45 times. That’s how often Nas uses the word “nigger” on his new Untitled CD, the one he wanted to name after the racially charged expletive. Honestly, Lil Wayne probably drops more N-bombs on Tha Carter III and more importantly, this CD is pretty damned good, which makes Nas’ emphasis on the word that more disheartening.

The expletive comes in for the first time at around 23 seconds into the first track, “Queens Gets The Money,” a drumless, piano-wrapped declaration of war that sets the collection off with a focus unheard of from Mr. Jones in a very long time. Had it not been for his asinine campaign I probably wouldn’t have even noticed, I’d have been focused on the lyrics and the beats, which are some of the best he’s put together since The Lost Tapes.

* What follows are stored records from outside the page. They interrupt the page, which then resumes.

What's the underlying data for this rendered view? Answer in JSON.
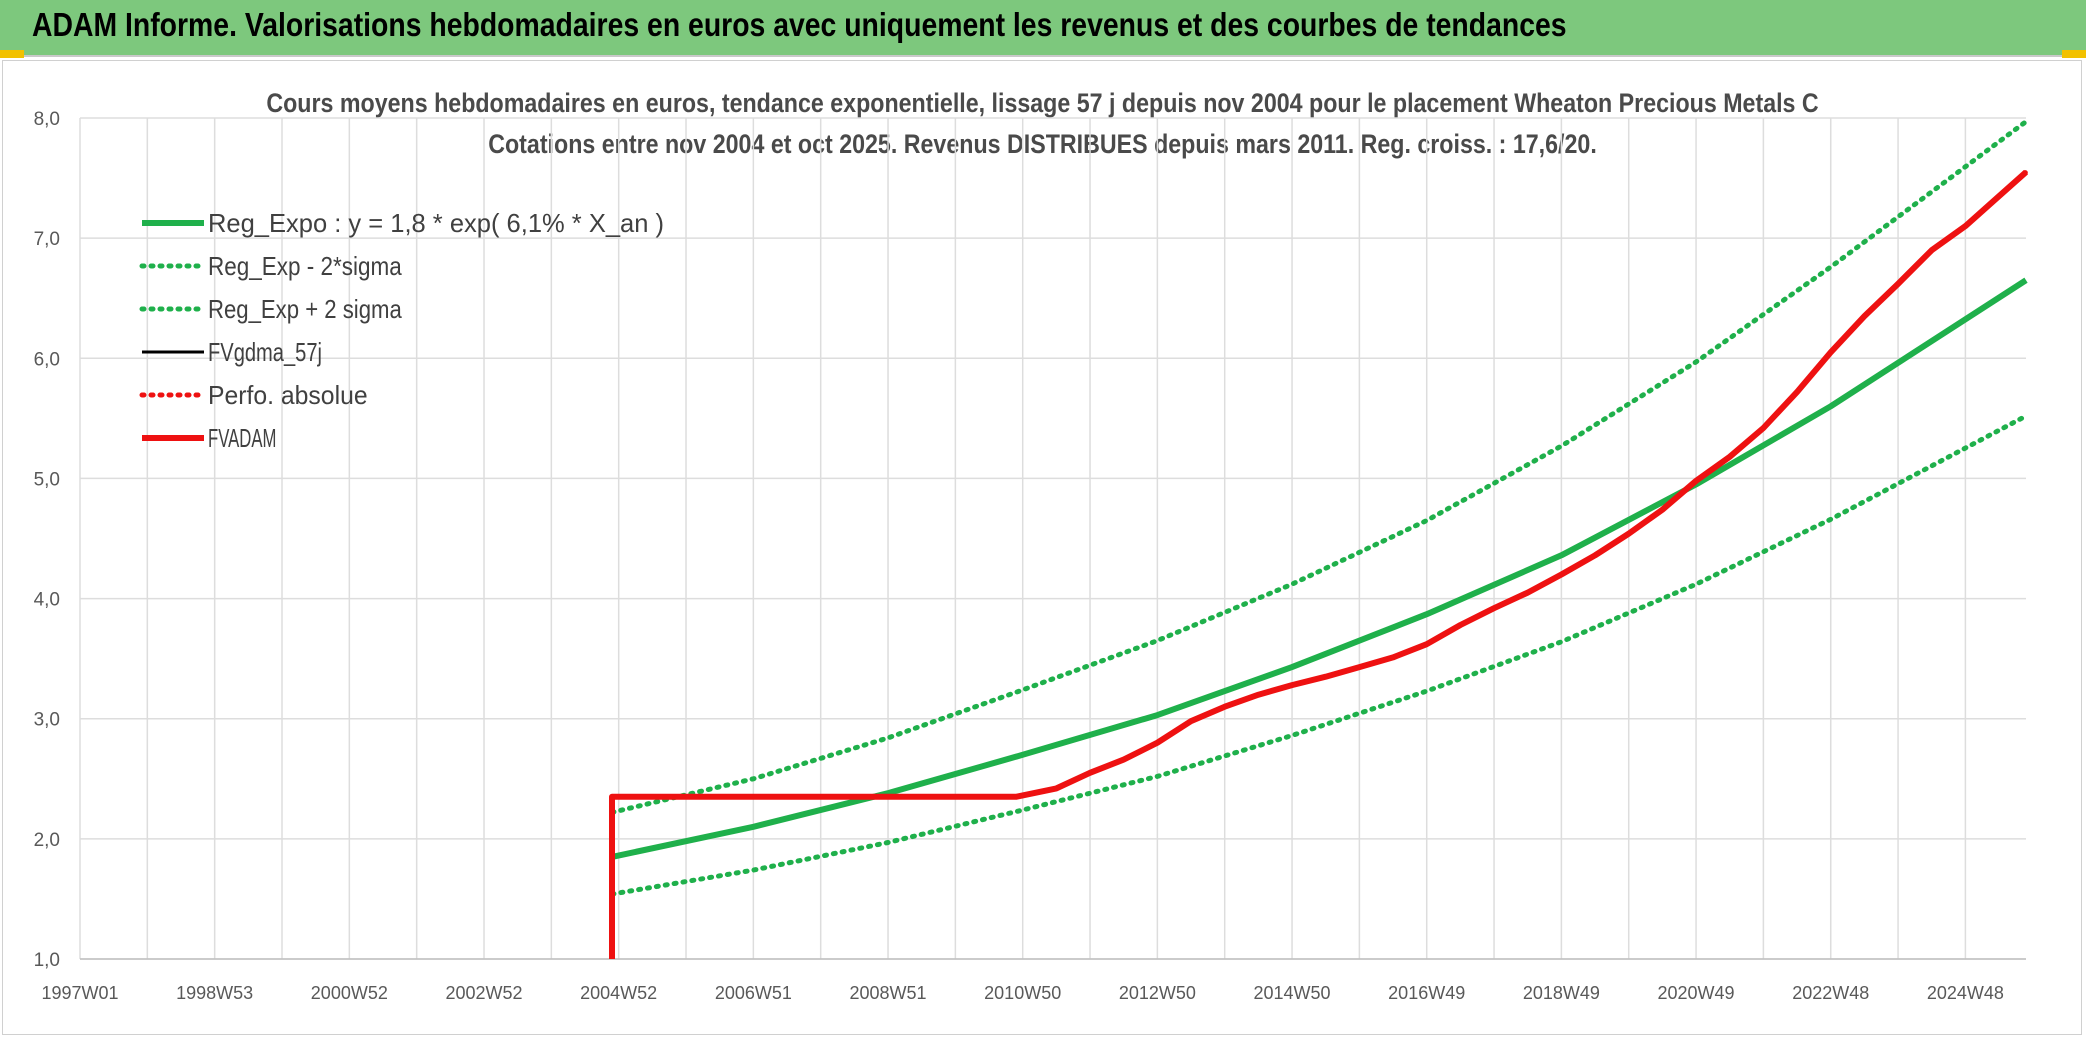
{
  "banner": {
    "title": "ADAM Informe. Valorisations hebdomadaires en euros avec uniquement les revenus et des courbes de tendances"
  },
  "colors": {
    "banner_bg": "#7dc87d",
    "trend_green": "#1fb04b",
    "fvadam_red": "#ee1111",
    "fvgdma_black": "#000000",
    "grid": "#dddddd"
  },
  "chart_data": {
    "type": "line",
    "title": "Cours moyens hebdomadaires en euros, tendance exponentielle, lissage 57 j depuis nov 2004 pour le placement Wheaton Precious Metals C",
    "subtitle": "Cotations entre nov 2004 et oct 2025. Revenus DISTRIBUES depuis mars 2011. Reg. croiss. : 17,6/20.",
    "xlabel": "",
    "ylabel": "",
    "ylim": [
      1.0,
      8.0
    ],
    "xlim": [
      1997.0,
      2025.9
    ],
    "y_ticks": [
      "1,0",
      "2,0",
      "3,0",
      "4,0",
      "5,0",
      "6,0",
      "7,0",
      "8,0"
    ],
    "x_tick_labels": [
      {
        "year": 1997.0,
        "label": "1997W01"
      },
      {
        "year": 1999.0,
        "label": "1998W53"
      },
      {
        "year": 2001.0,
        "label": "2000W52"
      },
      {
        "year": 2003.0,
        "label": "2002W52"
      },
      {
        "year": 2005.0,
        "label": "2004W52"
      },
      {
        "year": 2007.0,
        "label": "2006W51"
      },
      {
        "year": 2009.0,
        "label": "2008W51"
      },
      {
        "year": 2011.0,
        "label": "2010W50"
      },
      {
        "year": 2013.0,
        "label": "2012W50"
      },
      {
        "year": 2015.0,
        "label": "2014W50"
      },
      {
        "year": 2017.0,
        "label": "2016W49"
      },
      {
        "year": 2019.0,
        "label": "2018W49"
      },
      {
        "year": 2021.0,
        "label": "2020W49"
      },
      {
        "year": 2023.0,
        "label": "2022W48"
      },
      {
        "year": 2025.0,
        "label": "2024W48"
      }
    ],
    "legend_position": "top-left",
    "series": [
      {
        "name": "Reg_Expo : y = 1,8 * exp( 6,1% *  X_an )",
        "style": "solid-thick",
        "color": "#1fb04b",
        "x": [
          2004.9,
          2007.0,
          2009.0,
          2011.0,
          2013.0,
          2015.0,
          2017.0,
          2019.0,
          2021.0,
          2023.0,
          2025.9
        ],
        "y": [
          1.85,
          2.1,
          2.38,
          2.7,
          3.03,
          3.43,
          3.87,
          4.36,
          4.95,
          5.6,
          6.65
        ]
      },
      {
        "name": "Reg_Exp - 2*sigma",
        "style": "dotted",
        "color": "#1fb04b",
        "x": [
          2004.9,
          2007.0,
          2009.0,
          2011.0,
          2013.0,
          2015.0,
          2017.0,
          2019.0,
          2021.0,
          2023.0,
          2025.9
        ],
        "y": [
          1.54,
          1.74,
          1.97,
          2.24,
          2.52,
          2.86,
          3.23,
          3.64,
          4.12,
          4.66,
          5.52
        ]
      },
      {
        "name": "Reg_Exp + 2 sigma",
        "style": "dotted",
        "color": "#1fb04b",
        "x": [
          2004.9,
          2007.0,
          2009.0,
          2011.0,
          2013.0,
          2015.0,
          2017.0,
          2019.0,
          2021.0,
          2023.0,
          2025.9
        ],
        "y": [
          2.22,
          2.5,
          2.84,
          3.24,
          3.65,
          4.12,
          4.65,
          5.27,
          5.97,
          6.76,
          7.97
        ]
      },
      {
        "name": "FVgdma_57j",
        "style": "solid",
        "color": "#000000",
        "x": [
          2004.9,
          2010.9,
          2011.5,
          2012.0,
          2012.5,
          2013.0,
          2013.5,
          2014.0,
          2014.5,
          2015.0,
          2015.5,
          2016.0,
          2016.5,
          2017.0,
          2017.5,
          2018.0,
          2018.5,
          2019.0,
          2019.5,
          2020.0,
          2020.5,
          2021.0,
          2021.5,
          2022.0,
          2022.5,
          2023.0,
          2023.5,
          2024.0,
          2024.5,
          2025.0,
          2025.4,
          2025.9
        ],
        "y": [
          2.35,
          2.35,
          2.42,
          2.55,
          2.66,
          2.8,
          2.98,
          3.1,
          3.2,
          3.28,
          3.35,
          3.43,
          3.51,
          3.62,
          3.78,
          3.92,
          4.05,
          4.2,
          4.36,
          4.54,
          4.74,
          4.98,
          5.18,
          5.42,
          5.72,
          6.05,
          6.35,
          6.62,
          6.9,
          7.1,
          7.3,
          7.55
        ]
      },
      {
        "name": "Perfo. absolue",
        "style": "dotted",
        "color": "#ee1111",
        "x": [
          2004.9,
          2010.9,
          2011.5,
          2012.0,
          2012.5,
          2013.0,
          2013.5,
          2014.0,
          2014.5,
          2015.0,
          2015.5,
          2016.0,
          2016.5,
          2017.0,
          2017.5,
          2018.0,
          2018.5,
          2019.0,
          2019.5,
          2020.0,
          2020.5,
          2021.0,
          2021.5,
          2022.0,
          2022.5,
          2023.0,
          2023.5,
          2024.0,
          2024.5,
          2025.0,
          2025.4,
          2025.9
        ],
        "y": [
          2.35,
          2.35,
          2.42,
          2.55,
          2.66,
          2.8,
          2.98,
          3.1,
          3.2,
          3.28,
          3.35,
          3.43,
          3.51,
          3.62,
          3.78,
          3.92,
          4.05,
          4.2,
          4.36,
          4.54,
          4.74,
          4.98,
          5.18,
          5.42,
          5.72,
          6.05,
          6.35,
          6.62,
          6.9,
          7.1,
          7.3,
          7.55
        ]
      },
      {
        "name": "FVADAM",
        "style": "solid-thick",
        "color": "#ee1111",
        "x": [
          2004.9,
          2004.9,
          2010.9,
          2011.5,
          2012.0,
          2012.5,
          2013.0,
          2013.5,
          2014.0,
          2014.5,
          2015.0,
          2015.5,
          2016.0,
          2016.5,
          2017.0,
          2017.5,
          2018.0,
          2018.5,
          2019.0,
          2019.5,
          2020.0,
          2020.5,
          2021.0,
          2021.5,
          2022.0,
          2022.5,
          2023.0,
          2023.5,
          2024.0,
          2024.5,
          2025.0,
          2025.4,
          2025.9
        ],
        "y": [
          1.0,
          2.35,
          2.35,
          2.42,
          2.55,
          2.66,
          2.8,
          2.98,
          3.1,
          3.2,
          3.28,
          3.35,
          3.43,
          3.51,
          3.62,
          3.78,
          3.92,
          4.05,
          4.2,
          4.36,
          4.54,
          4.74,
          4.98,
          5.18,
          5.42,
          5.72,
          6.05,
          6.35,
          6.62,
          6.9,
          7.1,
          7.3,
          7.55
        ]
      }
    ]
  }
}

Over the smokey guitars of the oft-used Whatnauts sample,“Message From a Black Man,” Nas swaggers through the dimly lit pool halls of our subconscious on “You Can’t Stop Us Now.” With The Last Poets riding shotgun Nas drops a virtual blogroll of the Black experience in America. Sonically Nas seems to have found a cure for his suspect beat selection pulling sounds from a diverse group of boardsmiths (, Mark Ronson, DJ Toomp, etc.) that keep him focused without putting listeners to sleep. However, one listen to vintage DJ Premier like Jeru’s “The Frustrated Nigga” and you’ll scratch your head as to why the man is still MIA on the tracklisting.

Lyrically Nas flexes a renewed vigor that makes you wonder if he stumbled upon one of his own old rhyme books. He even sounds younger on “Breathe” as he rewinds the clock: “til it rains and my Timbs stain my socks, til I dodge enough shots and the presiding judge slams a mallet… ” The difference between this and some of the missteps of say, Street’s Disciple (“Coon Picnic,” ) is that Nas isn’t trying too hard. Unlike that baffling “Be A Nigger Too” that was thankfully left off the final product, “N.I.G.G.E.R.” is the song I want to play outside of Jesse Jackson’s window on level 10: “We trust no black leaders/use the stove to heat us/powdered eggs and government cheeses/the calendars with Martin, JKF and Jesus…yeah I’m from the ghetto, where old black women talk about their sugar level…”

For the past few albums Nas has employed gimmicks to get attention and raise the ire of his detractors. But the truth is he always got the most praise for simply putting his heart into a verse and letting the music speak for itself, not his marketing team/scheme. Instead now this CD has achieved Voldemort status as “that which will not be mentioned” doing a disservice to an otherwise accomplished collection.